Blessed are you because your loneliness
speaks a deep truth: 
you were never meant to do this alone.

In our catechesis class (a study in preparation for baptism, reaffirmation of faith, confirmation, and reception into the church) we have been looking at how, since the time of creation, God has been inviting humanity into relationship. The experience of relationship that God enjoys within the Trinity is one of profound fellowship and interdependence. God longs for us to find our place within that divine circle of acceptance, delight, comfort, and strength. That is why God keeps going to such great lengths to say, “Come, join us—come learn what can be found in relationship with me and with your neighbor when love is truly at the center.”

And yet, many people struggle with loneliness. It has been described like a disease, something that seems to have tangible impact on our health and wellness. Many Christians will have periods of feeling lonely, even as our prayers remind us that we are not alone. God is with us. The Lenten prayer for Tuesday included these lines:

God is here, and we are never—were never and will never be—alone.
In our hope.
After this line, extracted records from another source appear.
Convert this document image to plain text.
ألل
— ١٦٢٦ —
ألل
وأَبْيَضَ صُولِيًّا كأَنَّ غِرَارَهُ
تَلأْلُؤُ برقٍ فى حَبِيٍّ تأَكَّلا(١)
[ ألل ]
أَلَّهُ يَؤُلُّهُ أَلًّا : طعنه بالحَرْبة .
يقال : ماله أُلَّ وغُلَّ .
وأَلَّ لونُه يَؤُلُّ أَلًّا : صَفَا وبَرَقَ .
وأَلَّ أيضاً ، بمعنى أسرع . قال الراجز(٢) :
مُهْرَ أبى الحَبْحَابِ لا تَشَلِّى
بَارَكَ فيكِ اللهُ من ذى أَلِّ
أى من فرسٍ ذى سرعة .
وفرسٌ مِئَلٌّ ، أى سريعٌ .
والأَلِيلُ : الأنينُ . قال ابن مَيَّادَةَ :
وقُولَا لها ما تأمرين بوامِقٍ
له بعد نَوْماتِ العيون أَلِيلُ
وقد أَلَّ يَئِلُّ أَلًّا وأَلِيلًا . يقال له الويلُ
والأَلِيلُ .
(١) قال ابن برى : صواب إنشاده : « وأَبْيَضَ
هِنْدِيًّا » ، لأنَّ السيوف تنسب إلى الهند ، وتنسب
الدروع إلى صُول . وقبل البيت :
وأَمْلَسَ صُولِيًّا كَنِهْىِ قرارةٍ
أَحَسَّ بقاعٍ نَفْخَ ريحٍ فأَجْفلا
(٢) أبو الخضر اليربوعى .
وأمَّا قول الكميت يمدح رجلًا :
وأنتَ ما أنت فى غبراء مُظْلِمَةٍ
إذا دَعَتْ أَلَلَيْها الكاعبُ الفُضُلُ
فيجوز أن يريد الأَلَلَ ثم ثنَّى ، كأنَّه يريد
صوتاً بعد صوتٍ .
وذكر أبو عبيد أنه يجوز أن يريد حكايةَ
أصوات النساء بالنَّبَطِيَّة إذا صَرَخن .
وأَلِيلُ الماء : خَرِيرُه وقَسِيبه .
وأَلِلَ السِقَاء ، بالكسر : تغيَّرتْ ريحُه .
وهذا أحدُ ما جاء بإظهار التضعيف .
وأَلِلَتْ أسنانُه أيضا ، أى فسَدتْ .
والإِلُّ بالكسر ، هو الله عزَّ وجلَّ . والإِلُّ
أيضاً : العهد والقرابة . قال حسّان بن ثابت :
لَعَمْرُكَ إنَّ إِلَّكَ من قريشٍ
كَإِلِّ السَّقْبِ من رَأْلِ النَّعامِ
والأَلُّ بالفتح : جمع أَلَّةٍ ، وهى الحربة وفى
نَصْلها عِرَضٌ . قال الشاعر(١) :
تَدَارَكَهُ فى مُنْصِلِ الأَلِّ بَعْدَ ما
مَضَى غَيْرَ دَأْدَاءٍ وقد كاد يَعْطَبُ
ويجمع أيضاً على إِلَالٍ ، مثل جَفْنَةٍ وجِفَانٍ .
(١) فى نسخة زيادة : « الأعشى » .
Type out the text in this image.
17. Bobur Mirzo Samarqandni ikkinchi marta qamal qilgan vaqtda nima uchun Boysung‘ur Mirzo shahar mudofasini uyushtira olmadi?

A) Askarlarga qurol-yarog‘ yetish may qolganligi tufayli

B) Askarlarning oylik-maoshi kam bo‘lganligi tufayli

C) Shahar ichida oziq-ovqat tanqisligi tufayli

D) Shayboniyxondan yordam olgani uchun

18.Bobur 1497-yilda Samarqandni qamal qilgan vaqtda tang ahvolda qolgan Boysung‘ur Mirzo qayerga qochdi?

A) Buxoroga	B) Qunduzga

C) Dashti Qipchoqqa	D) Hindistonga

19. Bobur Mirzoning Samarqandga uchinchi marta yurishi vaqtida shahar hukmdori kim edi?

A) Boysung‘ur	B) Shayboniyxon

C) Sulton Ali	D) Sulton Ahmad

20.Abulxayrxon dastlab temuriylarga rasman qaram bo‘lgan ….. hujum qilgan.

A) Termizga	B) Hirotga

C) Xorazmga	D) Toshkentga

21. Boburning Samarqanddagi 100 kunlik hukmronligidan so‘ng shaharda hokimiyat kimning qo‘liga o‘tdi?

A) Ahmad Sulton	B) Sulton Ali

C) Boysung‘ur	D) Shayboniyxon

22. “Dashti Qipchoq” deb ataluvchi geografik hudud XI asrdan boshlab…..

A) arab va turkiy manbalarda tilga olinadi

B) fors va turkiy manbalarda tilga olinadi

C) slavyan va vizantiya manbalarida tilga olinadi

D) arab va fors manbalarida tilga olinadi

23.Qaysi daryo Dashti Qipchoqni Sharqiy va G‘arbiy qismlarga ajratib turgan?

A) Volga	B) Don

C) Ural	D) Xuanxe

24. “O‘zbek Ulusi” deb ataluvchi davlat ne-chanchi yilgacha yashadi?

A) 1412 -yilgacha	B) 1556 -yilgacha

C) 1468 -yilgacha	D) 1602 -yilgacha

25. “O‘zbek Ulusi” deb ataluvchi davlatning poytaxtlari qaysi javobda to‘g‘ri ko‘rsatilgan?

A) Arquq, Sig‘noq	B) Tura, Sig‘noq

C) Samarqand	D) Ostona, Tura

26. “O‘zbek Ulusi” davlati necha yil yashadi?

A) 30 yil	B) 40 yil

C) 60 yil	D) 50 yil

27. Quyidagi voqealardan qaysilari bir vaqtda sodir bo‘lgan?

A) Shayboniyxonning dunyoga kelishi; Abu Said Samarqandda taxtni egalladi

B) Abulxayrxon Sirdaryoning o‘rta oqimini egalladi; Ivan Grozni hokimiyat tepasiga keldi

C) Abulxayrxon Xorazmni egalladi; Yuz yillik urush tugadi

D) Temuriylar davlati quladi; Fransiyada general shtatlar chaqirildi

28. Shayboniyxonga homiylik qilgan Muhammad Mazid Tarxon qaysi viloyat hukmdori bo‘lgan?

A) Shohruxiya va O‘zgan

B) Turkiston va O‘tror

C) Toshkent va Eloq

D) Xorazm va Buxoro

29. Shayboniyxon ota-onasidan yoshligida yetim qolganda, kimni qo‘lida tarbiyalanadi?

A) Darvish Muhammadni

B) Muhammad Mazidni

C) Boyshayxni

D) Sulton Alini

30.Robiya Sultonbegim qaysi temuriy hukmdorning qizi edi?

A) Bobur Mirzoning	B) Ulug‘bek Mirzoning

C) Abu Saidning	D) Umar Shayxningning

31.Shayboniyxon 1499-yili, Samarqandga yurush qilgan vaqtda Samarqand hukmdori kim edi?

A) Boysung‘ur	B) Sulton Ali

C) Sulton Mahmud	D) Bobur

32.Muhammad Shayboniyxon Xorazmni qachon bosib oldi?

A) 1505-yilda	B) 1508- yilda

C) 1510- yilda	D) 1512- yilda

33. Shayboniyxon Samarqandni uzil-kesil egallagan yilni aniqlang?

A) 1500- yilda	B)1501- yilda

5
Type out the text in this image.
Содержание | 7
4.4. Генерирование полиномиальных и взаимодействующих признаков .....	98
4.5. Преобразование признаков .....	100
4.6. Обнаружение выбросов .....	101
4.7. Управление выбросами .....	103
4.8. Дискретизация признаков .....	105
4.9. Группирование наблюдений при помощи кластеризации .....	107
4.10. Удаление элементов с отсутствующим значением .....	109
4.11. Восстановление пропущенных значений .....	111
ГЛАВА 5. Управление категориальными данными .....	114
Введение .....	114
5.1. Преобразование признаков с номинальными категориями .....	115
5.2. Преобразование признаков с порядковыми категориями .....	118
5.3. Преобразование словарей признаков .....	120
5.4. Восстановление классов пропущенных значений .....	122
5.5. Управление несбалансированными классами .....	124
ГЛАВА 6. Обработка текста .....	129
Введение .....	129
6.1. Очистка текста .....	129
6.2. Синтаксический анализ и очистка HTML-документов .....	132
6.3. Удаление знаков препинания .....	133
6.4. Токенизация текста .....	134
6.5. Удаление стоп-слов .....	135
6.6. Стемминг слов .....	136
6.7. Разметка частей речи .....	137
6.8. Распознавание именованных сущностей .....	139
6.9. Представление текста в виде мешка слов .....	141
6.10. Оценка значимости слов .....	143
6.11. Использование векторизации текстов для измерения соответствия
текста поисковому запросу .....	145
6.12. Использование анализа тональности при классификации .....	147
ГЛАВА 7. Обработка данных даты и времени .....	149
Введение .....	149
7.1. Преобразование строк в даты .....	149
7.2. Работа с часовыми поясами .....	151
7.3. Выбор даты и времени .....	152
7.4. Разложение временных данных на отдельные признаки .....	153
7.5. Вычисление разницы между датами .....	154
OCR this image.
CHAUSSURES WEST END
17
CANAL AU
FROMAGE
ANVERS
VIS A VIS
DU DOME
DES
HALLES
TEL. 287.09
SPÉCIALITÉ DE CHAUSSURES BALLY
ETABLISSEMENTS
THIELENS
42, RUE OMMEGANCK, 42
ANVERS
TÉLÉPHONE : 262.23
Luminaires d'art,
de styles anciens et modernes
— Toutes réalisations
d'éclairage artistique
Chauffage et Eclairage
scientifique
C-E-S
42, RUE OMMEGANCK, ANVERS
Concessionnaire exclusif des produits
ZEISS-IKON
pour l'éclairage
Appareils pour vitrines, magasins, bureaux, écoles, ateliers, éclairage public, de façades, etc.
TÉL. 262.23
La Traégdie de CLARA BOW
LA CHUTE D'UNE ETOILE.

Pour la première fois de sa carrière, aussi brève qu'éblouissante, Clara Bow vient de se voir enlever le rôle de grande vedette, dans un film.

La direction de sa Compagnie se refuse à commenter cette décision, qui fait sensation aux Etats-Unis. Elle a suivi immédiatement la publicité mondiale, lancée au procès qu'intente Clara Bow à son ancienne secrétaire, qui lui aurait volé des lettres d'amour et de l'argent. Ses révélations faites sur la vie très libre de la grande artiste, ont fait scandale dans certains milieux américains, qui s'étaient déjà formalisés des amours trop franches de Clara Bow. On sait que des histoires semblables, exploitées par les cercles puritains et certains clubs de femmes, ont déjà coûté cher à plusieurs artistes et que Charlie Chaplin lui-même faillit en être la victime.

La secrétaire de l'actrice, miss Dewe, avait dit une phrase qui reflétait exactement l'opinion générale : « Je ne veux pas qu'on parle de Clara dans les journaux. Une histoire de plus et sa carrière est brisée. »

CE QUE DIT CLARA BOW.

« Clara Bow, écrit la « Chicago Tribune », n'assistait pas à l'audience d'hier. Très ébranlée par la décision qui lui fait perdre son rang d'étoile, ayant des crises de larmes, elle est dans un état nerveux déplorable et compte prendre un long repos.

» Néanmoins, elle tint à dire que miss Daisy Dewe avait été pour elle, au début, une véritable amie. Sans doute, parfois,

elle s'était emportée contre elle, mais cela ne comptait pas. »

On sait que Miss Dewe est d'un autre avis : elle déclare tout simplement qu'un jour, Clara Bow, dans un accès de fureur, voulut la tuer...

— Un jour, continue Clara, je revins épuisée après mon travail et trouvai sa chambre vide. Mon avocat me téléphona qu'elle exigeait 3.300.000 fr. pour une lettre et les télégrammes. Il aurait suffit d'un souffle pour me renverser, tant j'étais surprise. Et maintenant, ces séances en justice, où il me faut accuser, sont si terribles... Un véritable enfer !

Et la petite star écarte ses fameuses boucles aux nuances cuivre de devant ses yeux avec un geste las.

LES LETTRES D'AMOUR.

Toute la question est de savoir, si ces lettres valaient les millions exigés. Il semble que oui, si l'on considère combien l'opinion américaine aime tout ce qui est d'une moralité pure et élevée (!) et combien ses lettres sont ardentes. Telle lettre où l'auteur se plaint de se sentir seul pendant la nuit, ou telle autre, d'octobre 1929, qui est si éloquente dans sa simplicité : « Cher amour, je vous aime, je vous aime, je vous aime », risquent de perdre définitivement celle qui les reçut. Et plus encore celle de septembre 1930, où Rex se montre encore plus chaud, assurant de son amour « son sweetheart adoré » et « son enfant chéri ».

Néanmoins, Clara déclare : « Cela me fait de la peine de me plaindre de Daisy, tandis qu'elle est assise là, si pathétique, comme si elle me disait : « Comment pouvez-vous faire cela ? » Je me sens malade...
In our disappointment. In our Joy. In our pain.
God, have mercy. Christ, have mercy. Spirit, have mercy. Amen.

On some days, taking hold of this truth really constitutes an act of faith. We may not feel that God is with us. What we may be most conscious of is the fact that it is only our own dinner plate that rests on the table at mealtime, or that we are driving to a doctor’s appointment on our own and awash in fear, or that something wonderful has just happened and we aren’t sure who might be available right then to go celebrate with us. It takes faith, and perhaps openness, in those moments to create enough room in our minds to welcome the presence that is already there. It is absolutely a different kind of presence than a physical hug, the light shining in someone’s eyes as they gaze at us, or the ring of laughter. But it is no small thing. The companionship of God is every bit as real as the things we see, touch, and hear and sometimes that reality floods into our awareness. I pray that for you—that in those seasons when you feel lonely, and it feels too overwhelming to trust that God is there, God will accompany you in a way that brings deep satisfaction. In a way that reveals God’s capacity to hold you and include you within the circle of acceptance, delight, comfort, and strength enjoyed by the Trinity.

Who do you know to be lonely right now? Who might you pray for? Who might you reach out to and offer a taste of the love God feels for them?

In our modern world, with endless ways to connect, so many feel alone. And yet, God is always inviting us to experience profound fellowship and interdependence. It is one of the reasons for the Church to exist.

[Quotations mentioned above are from the book From The Lives We Actually Have: 100 Blessings for Imperfect Days by Kate Bowler and Jessica Richie.]